Enfin, comme la plupart des vols rideshare, Transporter-3 comptait plusieurs cubesats à visée technologique ou universitaire :

  • Dodona, cubesat 3U initialement développé par GalacticSky, une division de la compagnie américaine Vector. Mais Vector fit faillite et GalacticSky fut récupérée par Lockheed Martin, qui se sert de Dodona pour faire de la démonstration de différents matériels.
  • LabSat, cubesat 3U de la Wroclaw University of Science and Technology (Pologne)
  • VZLUSat 2, cubesat 3U de la VZLU, un institut de recherche basé à Prague (République Tchèque)
  • DEWA-Sat-1, cubesat 3U de la Dubai Electricity and Water Authority (Emirats Arabes Unis)
  • NuX 1, cubesat 3U développé par NuSpace à Singapour. Il a pour but de faire de la démonstration technologique en IoT, notamment d’un petit moteur à effet Hall pour cubesat.
  • IRIS-A, cubesat 3U développé par la National Cheng Kung University (Taïwan) avec des buts similaires à NuX-1. Ces deux derniers cubesats ont été développés avec l’aide de la compagnie américaine de service satellite en orbite Momentus, qui a fourni les moteurs à effets Hall.
  • Gossamer, premier cubesat 1U de la constellation de la compagnie américaine Lunasonde, qui a pour but de cartographier le proche sous-sol terrestre, en relevant la répartition minéralogique.
  • Tevel 1 à 8, série de cubesats 1U de communication radio-amateure développés par des lycéens israéliens.
Plusieurs picosatellites PocketCube prêts à être envoyés dans l’espace (Alba Orbital)

C’est souvent le cas pendant ce genre de vol, plusieurs picosatellites sont de la partie, essentiellement à visée pédagogique et peu chers à envoyer.

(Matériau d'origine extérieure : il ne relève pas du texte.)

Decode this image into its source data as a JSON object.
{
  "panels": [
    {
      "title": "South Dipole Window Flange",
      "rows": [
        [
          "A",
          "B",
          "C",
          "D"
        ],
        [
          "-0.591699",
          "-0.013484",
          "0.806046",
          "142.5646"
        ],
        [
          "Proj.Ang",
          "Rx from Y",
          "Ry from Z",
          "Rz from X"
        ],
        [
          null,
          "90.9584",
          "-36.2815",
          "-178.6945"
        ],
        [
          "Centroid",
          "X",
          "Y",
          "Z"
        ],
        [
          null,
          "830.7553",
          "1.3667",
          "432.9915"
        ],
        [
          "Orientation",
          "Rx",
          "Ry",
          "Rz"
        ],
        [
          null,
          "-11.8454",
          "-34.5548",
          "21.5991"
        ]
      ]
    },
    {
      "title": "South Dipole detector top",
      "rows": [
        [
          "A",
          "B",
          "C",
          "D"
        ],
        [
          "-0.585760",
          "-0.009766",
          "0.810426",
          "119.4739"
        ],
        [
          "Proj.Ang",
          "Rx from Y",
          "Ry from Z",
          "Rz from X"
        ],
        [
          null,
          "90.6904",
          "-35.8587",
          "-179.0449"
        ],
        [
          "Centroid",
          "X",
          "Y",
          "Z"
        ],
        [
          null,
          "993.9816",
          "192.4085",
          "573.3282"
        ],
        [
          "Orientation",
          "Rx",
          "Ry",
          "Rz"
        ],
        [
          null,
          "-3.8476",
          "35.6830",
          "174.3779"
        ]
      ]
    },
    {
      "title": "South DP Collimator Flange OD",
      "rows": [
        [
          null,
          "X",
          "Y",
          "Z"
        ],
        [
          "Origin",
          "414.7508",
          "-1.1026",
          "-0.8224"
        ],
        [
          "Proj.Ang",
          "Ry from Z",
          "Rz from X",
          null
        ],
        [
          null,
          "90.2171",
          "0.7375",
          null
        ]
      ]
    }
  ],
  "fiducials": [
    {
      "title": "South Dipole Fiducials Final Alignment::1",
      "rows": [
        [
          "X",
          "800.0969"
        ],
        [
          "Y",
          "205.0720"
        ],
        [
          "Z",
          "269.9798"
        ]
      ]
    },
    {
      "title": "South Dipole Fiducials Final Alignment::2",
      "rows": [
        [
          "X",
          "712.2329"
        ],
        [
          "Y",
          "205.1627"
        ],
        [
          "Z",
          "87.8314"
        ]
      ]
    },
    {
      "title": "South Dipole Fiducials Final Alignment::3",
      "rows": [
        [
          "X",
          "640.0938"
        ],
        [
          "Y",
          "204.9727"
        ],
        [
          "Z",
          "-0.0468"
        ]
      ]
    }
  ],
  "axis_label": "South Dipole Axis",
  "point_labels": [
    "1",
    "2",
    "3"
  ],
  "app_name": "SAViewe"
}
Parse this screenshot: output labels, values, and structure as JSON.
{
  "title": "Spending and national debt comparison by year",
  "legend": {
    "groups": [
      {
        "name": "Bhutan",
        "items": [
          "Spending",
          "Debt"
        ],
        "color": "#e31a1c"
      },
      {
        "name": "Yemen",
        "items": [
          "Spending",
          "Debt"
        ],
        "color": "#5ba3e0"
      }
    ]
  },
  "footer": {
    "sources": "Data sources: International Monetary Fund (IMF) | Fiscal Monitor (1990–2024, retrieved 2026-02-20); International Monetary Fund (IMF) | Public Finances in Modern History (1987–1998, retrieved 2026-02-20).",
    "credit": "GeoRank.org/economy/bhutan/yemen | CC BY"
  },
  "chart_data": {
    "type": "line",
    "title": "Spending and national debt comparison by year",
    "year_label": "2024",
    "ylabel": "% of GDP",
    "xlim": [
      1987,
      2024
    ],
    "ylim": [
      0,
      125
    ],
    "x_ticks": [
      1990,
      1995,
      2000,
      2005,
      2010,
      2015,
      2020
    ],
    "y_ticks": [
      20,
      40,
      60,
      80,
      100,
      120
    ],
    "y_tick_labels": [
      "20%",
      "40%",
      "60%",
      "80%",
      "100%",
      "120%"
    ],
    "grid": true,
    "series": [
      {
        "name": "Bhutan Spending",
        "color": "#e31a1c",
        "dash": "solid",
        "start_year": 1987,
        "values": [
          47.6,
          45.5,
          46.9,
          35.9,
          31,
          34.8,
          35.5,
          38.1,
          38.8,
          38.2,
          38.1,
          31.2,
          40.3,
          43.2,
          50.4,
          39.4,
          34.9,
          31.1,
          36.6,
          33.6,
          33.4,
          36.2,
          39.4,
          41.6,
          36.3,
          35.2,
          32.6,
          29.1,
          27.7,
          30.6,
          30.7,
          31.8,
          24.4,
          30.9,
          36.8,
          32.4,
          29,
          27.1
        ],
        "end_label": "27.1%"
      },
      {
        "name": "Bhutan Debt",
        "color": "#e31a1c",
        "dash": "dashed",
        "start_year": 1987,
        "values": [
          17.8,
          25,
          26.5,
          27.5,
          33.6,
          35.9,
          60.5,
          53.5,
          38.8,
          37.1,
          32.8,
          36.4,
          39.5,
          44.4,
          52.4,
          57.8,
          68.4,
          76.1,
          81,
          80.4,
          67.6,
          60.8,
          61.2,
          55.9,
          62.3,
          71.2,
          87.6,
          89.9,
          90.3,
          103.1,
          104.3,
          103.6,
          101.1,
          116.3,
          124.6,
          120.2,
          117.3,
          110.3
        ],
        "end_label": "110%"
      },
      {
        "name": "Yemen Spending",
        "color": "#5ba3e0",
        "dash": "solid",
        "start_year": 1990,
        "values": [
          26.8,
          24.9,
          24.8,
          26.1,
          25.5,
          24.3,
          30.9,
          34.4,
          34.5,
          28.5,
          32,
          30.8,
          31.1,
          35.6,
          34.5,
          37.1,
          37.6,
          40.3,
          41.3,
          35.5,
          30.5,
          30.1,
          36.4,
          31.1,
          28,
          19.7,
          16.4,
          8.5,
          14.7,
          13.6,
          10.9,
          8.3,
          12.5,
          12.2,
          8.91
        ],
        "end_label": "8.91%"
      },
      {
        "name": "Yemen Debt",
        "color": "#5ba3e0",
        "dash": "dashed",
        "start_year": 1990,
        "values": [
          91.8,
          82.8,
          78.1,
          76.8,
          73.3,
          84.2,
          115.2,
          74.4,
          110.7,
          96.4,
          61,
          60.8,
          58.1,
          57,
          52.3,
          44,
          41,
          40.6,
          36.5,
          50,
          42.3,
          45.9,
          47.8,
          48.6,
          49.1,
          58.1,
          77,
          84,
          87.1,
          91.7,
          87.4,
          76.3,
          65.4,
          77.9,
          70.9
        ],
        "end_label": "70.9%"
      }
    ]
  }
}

Ce sont les plus petits satellites qu’on puisse trouver dans le monde. Leur taille se mesure en centimètres et leur masse en centaines de grammes. La plupart suivent un standard de volume : 1P = 5 cm3. Ce format – PocketCube – correspond à un huitième du volume standard 1U pour les cubesats. Transporter-3 a embarqué 21 picosatellites :

  • Delfi-PQ (3P, TU Delft, Pays-Bas)
  • Unicorn 1 (2P, Alba Orbital, Royaume-Uni)
  • Unicorn 2A, 2D & 2E (3P, Alba Orbital)
  • Unicorn 2 Tartan Artibeus 1 (1P, Carnegie Mellon University & Alba Orbital, Royaume-Uni, il est le tout premier picosatellite à pouvoir fonctionner sans batterie mais uniquement avec ses minuscules panneaux solaires)
  • FossaSat 2E1 à 2E6 (2P, FossaSat, Espagne)
  • EASAT 2 & Hades (1.5P, développé par les radio-amateur de l’AMSAT en Espagne)
  • Challenger (4P, Quub, USA)
  • MDQube-Sat-1 (2P, Innova Space, Argentine)
  • PION-BR1 (1P, PION Labs, premier PocketCube développé au Brésil)
  • SATTLA 2A & 2B (2P, Ariel University, Israël)
  • Grizü-263a (1P, Zonguldak Bülent Ecevit University, premier picosatellite turque)
  • Sanosat-1 (1P), développé par ORION Space en collaboration avec des radio-amateurs. Il est le tout premier picosatellite développé au Népal !
Nepal PQ-1.jpg
Le picosatellite PocketCube SanoSat-1, tout premier picosat développé au Népal (ORION Space)

Plusieurs de ces picosats étaient initialement prévus d’être lancés il y a quelques années à l’occasion du tir inaugural de la Vector-R. C’était sans compter sur la faillite de Vector. C’est souvent un chemin de croix de trouver une place à bord d’une fusée pour lancer un satellite si petit. Si les vols rideshare peuvent en emporter beaucoup, ils demeurent néanmoins assez rares. L’émergence des micros/nano-lanceurs permettra de réduire le temps d’attente mais ça a encore un prix assez élevé. Pour les microsats, cette équation ne sera pas résolue avant des années.